Based on Ministry of Health stunting data, all babies born have a 23% risk of stunting and are less than 48% tall.

“The remaining 77%, or nearly 80%, occur postnatally. Specifically, we need two interventions, prenatal and postnatal,” she said.

She later added that the movement was one of government intervention efforts to prevent prenatal stunting.

Sumiwi said Presidential Regulation No. 72 of 2021 stipulates that young women receive iron tablets as they need to improve the nutritional status of their babies before they are born.

Related news: Public awareness of stunts still low: BKKBN head

“Even teenagers need to improve their nutritional intake as it affects adulthood and pregnancy.

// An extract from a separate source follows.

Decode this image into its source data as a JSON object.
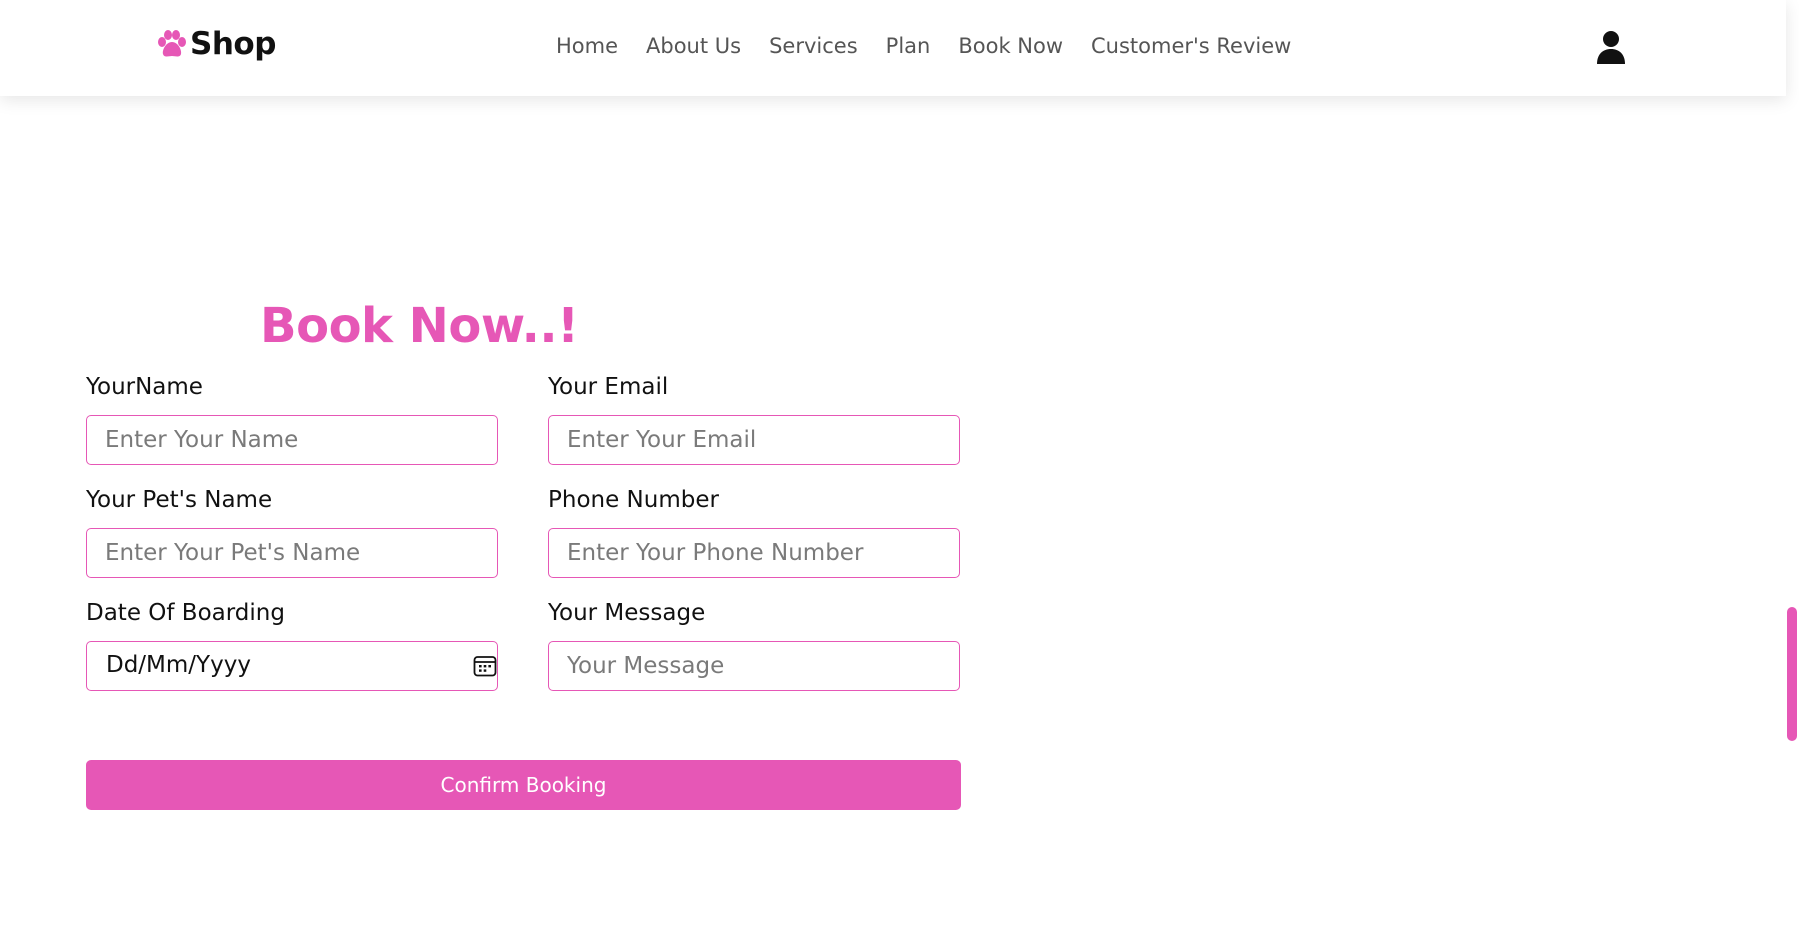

According to data from the 2018 Basic Health Survey (Rikesdas) compiled by the Public Health Department of the Ministry of Health, cases of anemia or blood deficiency in young women remained very high, about 20% of the total population.

“26.8% were anemic between the ages of 5 and 14, and 32% were between the ages of 15 and 24,” she noted.

Additionally, about 76.2% of young women took iron supplements in the past 12 months, but only 1.4% took iron supplements as recommended.

“This exercise is important to increase consumption of iron tablets in young women while also improving their behavior of consuming a balanced diet,” she said.